The Promise by Damon Galgut has won the £50,000 (about $68,300) 2021 Booker Prize. Organizers said that The Promise, published in the U.S. by Europa Editions, "is set in South Africa during the country's transition out of apartheid, explores the interconnected relationships between the members of a diminishing white family through the sequential lens of four funerals.
"The narrator's eye shifts and blinks, deliciously lethal in its observation of the crash and burn of a white South African family. On their farm outside Pretoria, the Swarts are gathering for Ma's funeral. The younger generation detests everything the family stands for, not least the failed promise to the Black woman who has worked for them her whole life. After years of service, Salome was promised her own house, her own land, yet somehow, as each decade passes, that promise remains unfulfilled."

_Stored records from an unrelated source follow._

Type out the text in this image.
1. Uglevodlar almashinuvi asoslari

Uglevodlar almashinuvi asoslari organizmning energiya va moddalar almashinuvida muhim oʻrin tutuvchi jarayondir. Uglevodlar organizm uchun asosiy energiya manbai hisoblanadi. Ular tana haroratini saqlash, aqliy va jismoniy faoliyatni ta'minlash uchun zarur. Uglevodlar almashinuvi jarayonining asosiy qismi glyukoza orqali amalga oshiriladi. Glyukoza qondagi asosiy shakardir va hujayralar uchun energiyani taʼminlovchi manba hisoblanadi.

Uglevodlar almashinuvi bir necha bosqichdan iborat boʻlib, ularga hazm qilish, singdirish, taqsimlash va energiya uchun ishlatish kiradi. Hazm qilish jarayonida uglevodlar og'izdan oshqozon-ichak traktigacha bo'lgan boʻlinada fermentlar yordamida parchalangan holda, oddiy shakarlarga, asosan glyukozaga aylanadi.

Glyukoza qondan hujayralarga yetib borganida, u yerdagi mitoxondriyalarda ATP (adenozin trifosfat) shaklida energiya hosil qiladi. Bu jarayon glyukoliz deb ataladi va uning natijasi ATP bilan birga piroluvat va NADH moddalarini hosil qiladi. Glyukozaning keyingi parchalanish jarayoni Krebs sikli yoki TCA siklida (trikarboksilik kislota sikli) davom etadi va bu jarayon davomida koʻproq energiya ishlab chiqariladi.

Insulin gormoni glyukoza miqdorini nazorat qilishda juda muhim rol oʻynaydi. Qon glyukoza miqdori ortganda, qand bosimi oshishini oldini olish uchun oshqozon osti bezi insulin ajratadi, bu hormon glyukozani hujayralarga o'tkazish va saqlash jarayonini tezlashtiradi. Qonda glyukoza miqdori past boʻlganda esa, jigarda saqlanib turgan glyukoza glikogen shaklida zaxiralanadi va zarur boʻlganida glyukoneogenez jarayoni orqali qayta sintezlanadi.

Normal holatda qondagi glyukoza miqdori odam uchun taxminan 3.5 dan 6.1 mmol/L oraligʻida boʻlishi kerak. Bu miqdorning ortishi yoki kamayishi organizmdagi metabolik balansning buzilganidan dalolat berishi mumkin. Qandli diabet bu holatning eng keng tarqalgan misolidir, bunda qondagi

Chair of judges Maya Jasanoff said: "The Promise astonished us from the outset as a penetrating and incredibly well-constructed account of a white South African family navigating the end of apartheid and its aftermath. On each reading we felt that the book grew. With an almost deceptive narrative economy, it offers moving insights into generational divides; meditates on what makes a fulfilling life--and how to process death; and explores the capacious metaphorical implications of 'promise' in relation to modern South Africa."
Galgut, who lives in South Africa, was shortlisted for the Booker in 2003 for The Good Doctor and 2010 for In a Strange Room. The Promise is his ninth novel. Galgut is the third South African to win the Booker Prize, following Nadine Gordimer in 1974 and J.M. Coetzee in 1983 and 1999.